Lloyd Chapman of the American Small Business League asks a very simple question: With oil at or near $80 a barrel, will the Obama administration now deliver on its promise to enact a windfall profits tax on big oil companies?
Some history: Obama promised to enact such a tax during the campaign, and this promise was one of the very first that he made. As you can see from this piece I wrote back in early December of 2008, he announced the pledge as president-elect, before even assuming office.

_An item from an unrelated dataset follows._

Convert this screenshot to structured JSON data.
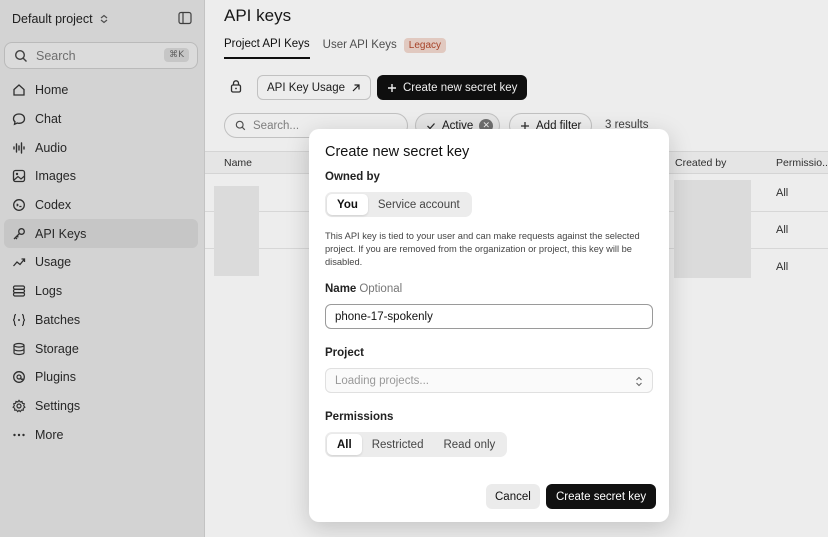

To their (minimal) credit, Obama's spokespeople didn't use the Big Lie tactic they've been using of late - that is, they didn't simply deny that Obama ever made the campaign promise. Way back in those less cynical days of 2008, they at least offered up a post-facto benchmark of $80-per-barrel as a threshold:
"President-elect Obama announced the policy during the campaign because oil prices were above $80 per barrel," an aide on Obama's transition team said. "They are currently below that now and expected to stay below that."
OK, fine. So now oil is at that $80-per-barrel threshold. Will the administration act? Chapman says it must - and says such a policy will help the kinds of small businesses his organizations represent.
"Implementing a windfall profits tax on the oil and gas industry is a reasonable, efficient and effective means of keeping energy costs down and helping American businesses and families," he writes. "Now that oil has topped $80 per barrel, it will be interesting to see what President Obama's new excuse is going to be for not honoring his campaign promise."